Many of the players from the countries participating in the game are NWC graduates. This indicated the influence the college has on the world's navies.
“Because of our reputation for wargaming excellence, we have the unique ability to convene games like this that bring together naval officers from around the world to engage in professional dialogue, share ideas and build stronger relationships,” said Professor Robert Rubel, dean of NWC’s Center for Naval Warfare Studies. “CS21 says that trust and confidence cannot be surged, it must be fostered. There is no other place at which this can be done better.”

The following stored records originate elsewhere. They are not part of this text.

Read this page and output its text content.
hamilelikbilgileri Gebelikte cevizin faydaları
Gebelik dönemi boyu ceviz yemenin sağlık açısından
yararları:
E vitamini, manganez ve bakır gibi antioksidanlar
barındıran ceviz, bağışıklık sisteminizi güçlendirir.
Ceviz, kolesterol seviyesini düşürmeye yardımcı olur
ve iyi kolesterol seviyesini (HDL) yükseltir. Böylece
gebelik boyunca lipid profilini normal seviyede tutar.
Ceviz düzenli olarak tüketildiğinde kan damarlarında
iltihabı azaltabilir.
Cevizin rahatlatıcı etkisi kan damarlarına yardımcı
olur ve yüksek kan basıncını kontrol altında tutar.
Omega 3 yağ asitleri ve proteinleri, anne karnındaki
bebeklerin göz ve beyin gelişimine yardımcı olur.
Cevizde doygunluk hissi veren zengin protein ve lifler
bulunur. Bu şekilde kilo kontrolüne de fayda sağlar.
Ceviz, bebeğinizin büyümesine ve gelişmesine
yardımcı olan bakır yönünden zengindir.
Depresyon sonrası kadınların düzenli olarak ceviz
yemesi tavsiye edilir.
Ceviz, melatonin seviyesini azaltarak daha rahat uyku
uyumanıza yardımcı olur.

Rubel also explained that this GMP game represents the merging of two threads of NWC history—wargaming and maritime strategy. He added that the approaches to wargaming have changed since NWC began the practice in 1887.
“Whereas in the first ten years of the 20th Century, we conducted fleet versus fleet wargames that indicated the need to concentrate a fleet of battleships off our coasts to protect against possible European aggression in the Western Hemisphere,” Rubel said. “Today we conduct diplomatic games that show us how to achieve the utmost in dispersal of naval power to secure all the seas of the world.”
The GMP game also featured an MDA Technology Initiatives Symposium at the conclusion of the week that allowed international participants to have an opportunity to familiarize themselves with a sampling of current technological research and innovations in MDA. This included presentations on current and future MDA technologies and demonstrations that displayed MDA tools and systems such as SUCBAS, the Swedish system for MDA; and C-SIGMA, the integration of space systems into a Common Operational Picture (COP).
The Navy’s Title 10 War Game Series, “Global,” is conducted by NWC as the Executive Agent for the Chief of Naval Operations (CNO). Within the OPNAV staff, OPNAV N2/N6 is the sponsor of this global game as the lead for Maritime Domain Awareness (MDA), a key focus area of maritime partnerships and information sharing internationally.